Inhibition by 1,25 dihydroxyvitamin D3 of chemically induced erythroid differentiation of K562 leukemia cells

Abstract

Abstract The physiologically active form of vitamin D, 1,25 dihydroxyvitamin D3 [1,25(OH)2D3], was found to inhibit erythroid differentiation of human leukemic K562 cells. Differentiation was induced by 1 mumol/L arabinocytosine (Ara-C), 40 mumol/L tiazofurin, 1 mumol/L aphidicolin, or 1 mumol/L hydroxyurea, and was monitored daily by the appearance of hemoglobin in an increasing proportion of cells. Pretreatment for 48 hours with 2.4 x 10(-8) mol/L 1,25(OH)2D3, a concentration that is also optimal for induction of monocytic differentiation of HL-60 cells, reproducibly inhibited subsequent induction of erythroid differentiation by all of the above inducers, and modified the morphologic changes that Ara-C produced in these cells. The inhibition of hemoglobinization was approximately 50% irrespective of the degree of differentiation produced by the various inducers, but growth inhibition associated with exposure to the inducers was not affected by 1,25(OH)2D3. Similar inhibition of differentiation by 1,25(OH)2D3 was observed in mouse erythroleukemia cells MEL-D1B treated with 5 mmol/L hexamethylenebisacetamide.

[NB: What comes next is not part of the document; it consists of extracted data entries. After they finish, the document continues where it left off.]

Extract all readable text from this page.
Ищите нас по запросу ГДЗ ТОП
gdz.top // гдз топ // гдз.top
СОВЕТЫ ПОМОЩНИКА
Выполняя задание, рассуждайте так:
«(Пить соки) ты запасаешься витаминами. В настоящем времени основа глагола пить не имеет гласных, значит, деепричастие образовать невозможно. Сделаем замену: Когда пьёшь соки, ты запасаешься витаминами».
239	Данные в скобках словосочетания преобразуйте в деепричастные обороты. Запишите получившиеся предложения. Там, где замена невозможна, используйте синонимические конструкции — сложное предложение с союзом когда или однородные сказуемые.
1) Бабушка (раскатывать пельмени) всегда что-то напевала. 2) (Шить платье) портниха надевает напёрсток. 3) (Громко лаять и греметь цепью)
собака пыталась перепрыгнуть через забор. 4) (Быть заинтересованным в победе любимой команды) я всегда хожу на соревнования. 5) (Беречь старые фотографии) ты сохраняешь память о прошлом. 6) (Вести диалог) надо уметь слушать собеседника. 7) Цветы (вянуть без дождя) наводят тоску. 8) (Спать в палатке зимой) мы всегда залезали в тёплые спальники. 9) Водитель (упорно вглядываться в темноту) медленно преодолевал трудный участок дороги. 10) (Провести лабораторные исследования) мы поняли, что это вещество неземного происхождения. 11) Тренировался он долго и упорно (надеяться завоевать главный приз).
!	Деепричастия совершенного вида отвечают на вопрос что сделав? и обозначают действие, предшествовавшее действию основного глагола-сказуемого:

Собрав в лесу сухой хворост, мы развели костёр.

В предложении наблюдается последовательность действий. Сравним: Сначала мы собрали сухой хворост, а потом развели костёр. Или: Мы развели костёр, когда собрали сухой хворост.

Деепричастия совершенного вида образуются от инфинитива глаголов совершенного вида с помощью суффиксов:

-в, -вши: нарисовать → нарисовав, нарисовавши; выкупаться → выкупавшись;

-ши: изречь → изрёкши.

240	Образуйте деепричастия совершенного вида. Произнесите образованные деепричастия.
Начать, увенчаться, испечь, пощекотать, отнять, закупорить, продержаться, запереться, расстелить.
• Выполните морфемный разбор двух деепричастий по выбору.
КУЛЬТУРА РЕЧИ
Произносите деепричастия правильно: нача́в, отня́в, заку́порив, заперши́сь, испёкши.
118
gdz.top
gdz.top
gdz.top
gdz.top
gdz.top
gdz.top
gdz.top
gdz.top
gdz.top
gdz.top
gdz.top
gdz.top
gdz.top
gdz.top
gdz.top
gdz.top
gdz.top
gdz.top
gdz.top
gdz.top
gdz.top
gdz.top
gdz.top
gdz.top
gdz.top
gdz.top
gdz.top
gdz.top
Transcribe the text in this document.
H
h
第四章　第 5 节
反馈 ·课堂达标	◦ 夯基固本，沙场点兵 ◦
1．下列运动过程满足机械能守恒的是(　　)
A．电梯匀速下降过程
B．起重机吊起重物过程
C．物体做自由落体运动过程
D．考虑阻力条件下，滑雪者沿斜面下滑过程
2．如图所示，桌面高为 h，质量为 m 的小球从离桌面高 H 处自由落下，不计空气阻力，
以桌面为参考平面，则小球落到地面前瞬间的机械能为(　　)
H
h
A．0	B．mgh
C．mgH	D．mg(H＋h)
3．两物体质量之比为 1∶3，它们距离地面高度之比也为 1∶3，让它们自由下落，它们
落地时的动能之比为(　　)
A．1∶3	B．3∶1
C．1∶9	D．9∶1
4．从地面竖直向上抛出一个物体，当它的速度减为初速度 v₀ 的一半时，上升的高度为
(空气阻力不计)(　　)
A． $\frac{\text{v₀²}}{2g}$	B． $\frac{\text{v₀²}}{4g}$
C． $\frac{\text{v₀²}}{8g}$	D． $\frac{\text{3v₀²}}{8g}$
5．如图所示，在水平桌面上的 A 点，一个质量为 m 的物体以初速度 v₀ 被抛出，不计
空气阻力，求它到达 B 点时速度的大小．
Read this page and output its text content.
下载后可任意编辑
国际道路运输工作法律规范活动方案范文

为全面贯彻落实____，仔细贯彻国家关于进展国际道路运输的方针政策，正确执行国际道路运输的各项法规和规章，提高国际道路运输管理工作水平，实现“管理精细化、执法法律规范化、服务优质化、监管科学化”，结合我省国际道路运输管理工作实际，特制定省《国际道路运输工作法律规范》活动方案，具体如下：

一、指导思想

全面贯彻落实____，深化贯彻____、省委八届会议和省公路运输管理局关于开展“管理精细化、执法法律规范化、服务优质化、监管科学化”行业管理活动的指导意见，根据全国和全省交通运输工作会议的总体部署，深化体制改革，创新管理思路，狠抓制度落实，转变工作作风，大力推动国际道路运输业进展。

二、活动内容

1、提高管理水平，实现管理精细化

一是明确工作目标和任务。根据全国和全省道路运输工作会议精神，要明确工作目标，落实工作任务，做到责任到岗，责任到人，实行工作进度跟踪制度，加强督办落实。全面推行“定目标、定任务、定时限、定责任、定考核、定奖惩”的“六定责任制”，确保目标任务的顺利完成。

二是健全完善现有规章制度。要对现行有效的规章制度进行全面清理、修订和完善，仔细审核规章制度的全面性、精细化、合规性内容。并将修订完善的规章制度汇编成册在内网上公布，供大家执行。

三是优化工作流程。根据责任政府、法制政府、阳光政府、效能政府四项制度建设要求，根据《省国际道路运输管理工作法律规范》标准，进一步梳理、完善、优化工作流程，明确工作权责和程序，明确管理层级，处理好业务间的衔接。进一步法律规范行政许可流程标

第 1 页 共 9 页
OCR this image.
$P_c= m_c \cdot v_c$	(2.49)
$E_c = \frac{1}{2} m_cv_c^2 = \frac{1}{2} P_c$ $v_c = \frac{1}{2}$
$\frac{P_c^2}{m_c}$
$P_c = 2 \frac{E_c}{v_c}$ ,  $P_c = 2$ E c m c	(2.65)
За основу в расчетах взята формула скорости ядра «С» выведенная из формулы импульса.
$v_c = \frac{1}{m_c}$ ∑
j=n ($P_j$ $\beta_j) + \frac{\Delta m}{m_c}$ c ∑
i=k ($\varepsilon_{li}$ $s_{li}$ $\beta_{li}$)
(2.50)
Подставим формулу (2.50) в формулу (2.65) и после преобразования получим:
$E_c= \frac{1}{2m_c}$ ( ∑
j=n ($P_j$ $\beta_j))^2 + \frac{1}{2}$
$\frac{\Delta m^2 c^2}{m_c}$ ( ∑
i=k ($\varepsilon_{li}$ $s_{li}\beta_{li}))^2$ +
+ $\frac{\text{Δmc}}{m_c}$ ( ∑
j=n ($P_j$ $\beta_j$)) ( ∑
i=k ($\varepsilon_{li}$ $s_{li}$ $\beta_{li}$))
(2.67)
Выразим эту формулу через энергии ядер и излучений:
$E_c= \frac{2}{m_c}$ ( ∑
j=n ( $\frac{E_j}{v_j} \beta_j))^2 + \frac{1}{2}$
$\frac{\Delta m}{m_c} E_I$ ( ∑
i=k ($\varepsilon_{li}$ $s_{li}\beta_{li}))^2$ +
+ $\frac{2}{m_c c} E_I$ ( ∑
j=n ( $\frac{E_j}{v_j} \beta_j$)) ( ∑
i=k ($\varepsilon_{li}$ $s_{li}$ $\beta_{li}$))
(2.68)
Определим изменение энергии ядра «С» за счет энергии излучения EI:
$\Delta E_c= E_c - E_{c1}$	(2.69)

The inhibitory effect of 1,25(OH)2D3 on erythroid differentiation of K562 cells was abrogated by cyclohexamide (20 micrograms/mL), an inhibitor of protein synthesis. The mRNA for 1,25(OH)2D3 receptor (VDR) was detected in K562 cells, and was downregulated by a 96-hour exposure to 1,25(OH)2D3 or a 48-hour exposure to Ara-C. The presence of VDR mRNA suggests a physiologic role for 1,25(OH)2D3 in K562 cells that are precursors of erythroid cells. This role is perhaps to shift the pathways of differentiation from the erythroid to the monocytic lineage.